Grafisch macht „Skydive: Proximity Flight” für ein Indiegame so einiges her. Die Spielwelten sind insgesamt sehr gelungen, Nebel- und Wolkeneffekte schaffen es auf jeder beliebigen Skala in den oberen Bereich zu klettern und das bei durchgängig 40 Frames pro Sekunde. Als ob das nicht genug wäre, haben die Jungs von „Gaijin Entertainment“ sogar noch einen Stereo-3D-Modus drauf gelegt. Zum Sound lässt sich nicht viel sagen, außer: rockig und rockt!

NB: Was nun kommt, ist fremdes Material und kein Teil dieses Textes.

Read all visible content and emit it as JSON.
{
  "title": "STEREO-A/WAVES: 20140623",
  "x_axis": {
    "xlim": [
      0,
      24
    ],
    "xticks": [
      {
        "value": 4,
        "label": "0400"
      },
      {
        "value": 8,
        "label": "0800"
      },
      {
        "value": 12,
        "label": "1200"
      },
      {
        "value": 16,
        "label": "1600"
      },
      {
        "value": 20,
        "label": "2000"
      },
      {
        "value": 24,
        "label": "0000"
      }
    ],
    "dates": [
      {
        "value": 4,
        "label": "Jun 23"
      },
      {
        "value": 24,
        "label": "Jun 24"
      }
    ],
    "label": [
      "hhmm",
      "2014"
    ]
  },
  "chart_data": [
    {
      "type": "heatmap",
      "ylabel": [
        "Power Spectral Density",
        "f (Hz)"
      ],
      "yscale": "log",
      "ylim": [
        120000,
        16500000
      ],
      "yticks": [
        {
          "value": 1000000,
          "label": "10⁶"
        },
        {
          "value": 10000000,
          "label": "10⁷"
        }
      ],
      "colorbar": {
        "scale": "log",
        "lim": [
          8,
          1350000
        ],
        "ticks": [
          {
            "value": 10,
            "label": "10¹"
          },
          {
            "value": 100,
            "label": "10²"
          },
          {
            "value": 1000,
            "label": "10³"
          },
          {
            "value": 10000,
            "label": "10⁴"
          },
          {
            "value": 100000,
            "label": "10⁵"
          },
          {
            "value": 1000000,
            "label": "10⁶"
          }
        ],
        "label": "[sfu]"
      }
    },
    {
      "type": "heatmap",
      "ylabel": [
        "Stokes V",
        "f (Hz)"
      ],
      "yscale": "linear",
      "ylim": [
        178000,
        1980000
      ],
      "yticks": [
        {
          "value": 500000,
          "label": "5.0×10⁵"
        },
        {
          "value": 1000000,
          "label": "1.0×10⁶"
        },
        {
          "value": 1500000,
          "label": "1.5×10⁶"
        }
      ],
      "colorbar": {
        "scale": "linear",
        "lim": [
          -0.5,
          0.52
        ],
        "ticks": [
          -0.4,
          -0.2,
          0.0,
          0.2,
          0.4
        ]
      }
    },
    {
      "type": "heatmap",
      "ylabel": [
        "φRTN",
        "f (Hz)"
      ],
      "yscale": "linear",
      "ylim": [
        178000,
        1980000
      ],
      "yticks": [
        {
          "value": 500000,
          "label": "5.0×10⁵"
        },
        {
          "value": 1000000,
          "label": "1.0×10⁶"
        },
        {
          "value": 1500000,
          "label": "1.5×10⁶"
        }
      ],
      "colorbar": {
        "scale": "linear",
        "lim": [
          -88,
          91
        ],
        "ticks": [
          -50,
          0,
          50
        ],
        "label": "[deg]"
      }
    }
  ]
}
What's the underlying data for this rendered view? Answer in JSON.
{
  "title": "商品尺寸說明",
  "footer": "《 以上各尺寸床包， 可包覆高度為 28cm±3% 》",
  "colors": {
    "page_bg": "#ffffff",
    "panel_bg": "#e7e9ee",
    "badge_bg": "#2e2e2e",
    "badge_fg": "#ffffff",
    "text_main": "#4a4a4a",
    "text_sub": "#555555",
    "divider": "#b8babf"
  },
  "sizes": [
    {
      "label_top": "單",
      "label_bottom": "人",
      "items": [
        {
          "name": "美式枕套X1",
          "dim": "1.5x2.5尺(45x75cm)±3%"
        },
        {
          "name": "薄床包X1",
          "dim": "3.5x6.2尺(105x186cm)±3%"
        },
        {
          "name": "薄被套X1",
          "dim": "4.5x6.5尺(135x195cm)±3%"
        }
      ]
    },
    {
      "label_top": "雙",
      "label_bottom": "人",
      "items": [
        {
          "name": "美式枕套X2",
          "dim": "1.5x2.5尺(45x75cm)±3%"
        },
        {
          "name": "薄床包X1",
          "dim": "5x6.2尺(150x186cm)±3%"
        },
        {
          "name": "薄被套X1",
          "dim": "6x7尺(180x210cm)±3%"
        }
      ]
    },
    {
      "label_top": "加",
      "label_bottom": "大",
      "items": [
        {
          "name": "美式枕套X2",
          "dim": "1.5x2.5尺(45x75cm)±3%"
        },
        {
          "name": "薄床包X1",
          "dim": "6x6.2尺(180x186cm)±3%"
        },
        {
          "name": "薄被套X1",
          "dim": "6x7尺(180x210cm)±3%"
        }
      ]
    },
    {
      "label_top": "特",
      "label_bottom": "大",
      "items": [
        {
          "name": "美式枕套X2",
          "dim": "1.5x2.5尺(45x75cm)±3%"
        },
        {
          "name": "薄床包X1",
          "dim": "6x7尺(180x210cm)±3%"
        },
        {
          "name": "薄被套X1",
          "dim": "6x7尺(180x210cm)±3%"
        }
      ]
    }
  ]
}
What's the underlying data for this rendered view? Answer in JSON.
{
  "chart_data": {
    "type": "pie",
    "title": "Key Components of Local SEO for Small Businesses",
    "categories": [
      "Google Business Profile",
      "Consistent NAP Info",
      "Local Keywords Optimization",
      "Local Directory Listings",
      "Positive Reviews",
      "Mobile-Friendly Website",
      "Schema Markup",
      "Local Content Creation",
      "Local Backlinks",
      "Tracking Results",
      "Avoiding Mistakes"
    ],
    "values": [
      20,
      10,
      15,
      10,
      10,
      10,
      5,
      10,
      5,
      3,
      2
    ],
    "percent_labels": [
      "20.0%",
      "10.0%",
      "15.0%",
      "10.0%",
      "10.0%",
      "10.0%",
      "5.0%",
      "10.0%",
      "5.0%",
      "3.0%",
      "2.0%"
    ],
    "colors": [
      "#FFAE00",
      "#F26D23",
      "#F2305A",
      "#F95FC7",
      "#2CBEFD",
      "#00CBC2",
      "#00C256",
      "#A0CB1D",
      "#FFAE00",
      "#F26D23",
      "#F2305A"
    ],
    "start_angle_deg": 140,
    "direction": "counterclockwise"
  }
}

Zwar verfügt das Spiel über keinen Multiplayer-Modus, doch können Freunde über Xbox Live Herausforderungen gesendet werden, dabei kann der Spieler selbst Zielvorgaben erstellen sowie Routen vorfliegen. Die üblichen Achievements und ein Leaderboard fehlen selbstverständlich ebenfalls nicht.

 

Let's Play von DLH.Net


Fazit

Zum lächerlich geringen Preis von 6,99 EUR gibt es hier ein wahres Kleinod zum Download. Macht gute Laune und sieht schick aus. Wer sich selbst jetzt nach diesem Testbericht noch unsicher ist, der sei auf die kostenlose Demoversion auf XBLA verwiesen. (Daniel Liebeherr)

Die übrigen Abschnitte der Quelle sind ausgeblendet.